The common Hawaiian name is Kanawao, but it is also referred to as: Puʻahaʻnui, Akiahala, Kupuwao, and Piʻohiʻa.

== Morphology ==
It is a dioecious, evergreen plant that either grows as a 1.5–3 m shrub or a 6 m tree. The obovate leaves are 10–25 cm long and 4–9 cm wide with finely serrated margins

The flowers are arranged in a corymb, with male flowers being slightly longer than female flowers. Fertilized female flowers develop reddish blue berries about 10 mm in diameter.

== Ecology and Range ==
Kanawao is a widespread species occurring in mesic and wet forests on all of the main Hawaiian Islands, typically between 305–1829 m elevation.

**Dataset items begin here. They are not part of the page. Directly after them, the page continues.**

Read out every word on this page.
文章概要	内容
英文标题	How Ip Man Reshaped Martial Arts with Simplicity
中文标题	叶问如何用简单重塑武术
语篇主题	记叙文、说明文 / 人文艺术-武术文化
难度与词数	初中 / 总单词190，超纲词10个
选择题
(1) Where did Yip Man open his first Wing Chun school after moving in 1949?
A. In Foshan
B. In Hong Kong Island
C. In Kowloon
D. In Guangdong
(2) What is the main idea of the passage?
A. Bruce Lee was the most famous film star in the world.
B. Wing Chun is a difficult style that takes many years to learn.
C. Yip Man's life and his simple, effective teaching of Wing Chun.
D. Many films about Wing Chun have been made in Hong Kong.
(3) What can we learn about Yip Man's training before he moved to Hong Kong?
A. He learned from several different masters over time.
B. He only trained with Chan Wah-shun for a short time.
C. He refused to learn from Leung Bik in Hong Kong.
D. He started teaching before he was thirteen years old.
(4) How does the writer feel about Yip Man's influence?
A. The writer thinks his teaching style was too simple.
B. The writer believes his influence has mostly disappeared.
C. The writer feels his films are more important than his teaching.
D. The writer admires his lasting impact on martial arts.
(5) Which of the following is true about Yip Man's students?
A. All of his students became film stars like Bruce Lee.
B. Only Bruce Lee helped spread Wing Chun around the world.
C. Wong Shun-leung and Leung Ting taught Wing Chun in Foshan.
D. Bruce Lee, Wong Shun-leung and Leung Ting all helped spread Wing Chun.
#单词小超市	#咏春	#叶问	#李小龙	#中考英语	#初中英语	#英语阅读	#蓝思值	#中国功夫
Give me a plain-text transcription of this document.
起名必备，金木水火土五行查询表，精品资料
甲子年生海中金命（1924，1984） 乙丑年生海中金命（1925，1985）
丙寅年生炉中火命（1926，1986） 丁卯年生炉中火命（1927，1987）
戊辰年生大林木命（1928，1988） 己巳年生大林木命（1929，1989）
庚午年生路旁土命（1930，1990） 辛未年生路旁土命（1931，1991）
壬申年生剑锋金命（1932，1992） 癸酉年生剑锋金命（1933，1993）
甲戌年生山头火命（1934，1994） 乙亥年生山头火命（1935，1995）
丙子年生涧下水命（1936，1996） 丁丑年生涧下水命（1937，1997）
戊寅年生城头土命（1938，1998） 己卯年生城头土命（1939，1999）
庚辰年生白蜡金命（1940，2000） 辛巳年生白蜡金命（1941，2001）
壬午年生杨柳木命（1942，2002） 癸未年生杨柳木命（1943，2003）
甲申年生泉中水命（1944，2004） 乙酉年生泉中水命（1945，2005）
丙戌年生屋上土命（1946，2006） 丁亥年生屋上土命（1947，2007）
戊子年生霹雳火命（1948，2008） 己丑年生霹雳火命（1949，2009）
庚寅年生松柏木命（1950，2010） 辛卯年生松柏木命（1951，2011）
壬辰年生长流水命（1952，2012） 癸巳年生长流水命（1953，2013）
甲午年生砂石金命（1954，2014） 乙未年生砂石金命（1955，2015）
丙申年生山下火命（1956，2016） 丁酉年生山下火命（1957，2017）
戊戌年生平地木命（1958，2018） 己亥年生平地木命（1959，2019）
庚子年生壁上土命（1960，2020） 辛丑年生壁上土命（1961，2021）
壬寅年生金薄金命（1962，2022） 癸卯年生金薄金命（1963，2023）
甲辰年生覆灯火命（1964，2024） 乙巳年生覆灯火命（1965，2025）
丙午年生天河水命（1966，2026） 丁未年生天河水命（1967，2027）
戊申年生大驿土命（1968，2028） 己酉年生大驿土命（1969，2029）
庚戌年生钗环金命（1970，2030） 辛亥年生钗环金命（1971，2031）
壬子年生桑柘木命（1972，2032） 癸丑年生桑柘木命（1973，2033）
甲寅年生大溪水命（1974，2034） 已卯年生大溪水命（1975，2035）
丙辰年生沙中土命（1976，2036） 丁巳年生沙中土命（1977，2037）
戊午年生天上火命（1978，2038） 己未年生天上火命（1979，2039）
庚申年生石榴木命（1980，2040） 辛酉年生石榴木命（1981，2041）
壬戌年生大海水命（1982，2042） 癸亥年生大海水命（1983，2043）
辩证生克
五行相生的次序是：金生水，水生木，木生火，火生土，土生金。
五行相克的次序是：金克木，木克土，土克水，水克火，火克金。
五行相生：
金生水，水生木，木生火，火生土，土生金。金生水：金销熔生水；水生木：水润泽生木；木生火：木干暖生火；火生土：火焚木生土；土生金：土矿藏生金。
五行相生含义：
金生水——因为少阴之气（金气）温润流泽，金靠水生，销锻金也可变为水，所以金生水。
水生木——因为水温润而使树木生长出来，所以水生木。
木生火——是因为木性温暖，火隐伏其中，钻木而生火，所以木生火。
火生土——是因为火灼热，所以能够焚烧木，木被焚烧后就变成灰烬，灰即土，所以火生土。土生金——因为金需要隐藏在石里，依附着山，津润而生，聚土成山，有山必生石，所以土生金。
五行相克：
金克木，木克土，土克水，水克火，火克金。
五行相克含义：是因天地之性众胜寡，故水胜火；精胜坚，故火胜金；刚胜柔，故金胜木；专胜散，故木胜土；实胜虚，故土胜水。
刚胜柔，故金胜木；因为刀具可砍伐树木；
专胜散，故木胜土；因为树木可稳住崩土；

Orthotylus broussaisia (O. broussaisiae) from Kauaʻi feeds on Broussaisia arguta. Although there has been extensive research on Broussaisia arguta, only the Orthotylus broussaisiae species has been found feeding on it.

The leaves of B. arguta provides an advantageous habitat for the Hawaiian Happyface Spider as well as several species of native Hawaiian leafhoppers and several threatened species of endemic land snails. The Poʻouli, declared extinct in 2019 and whose diet consisted of primarily insects and land snails, could be found foraging on B. arguta.

== Traditional Uses ==
The flowers and fruit can be eaten. Medicinally, the fruit was traditionally used to aid in conception and in the treatment of thrush and latent childhood disease. Certain varieties could only be consumed by men, while others could only be consumed by women and children.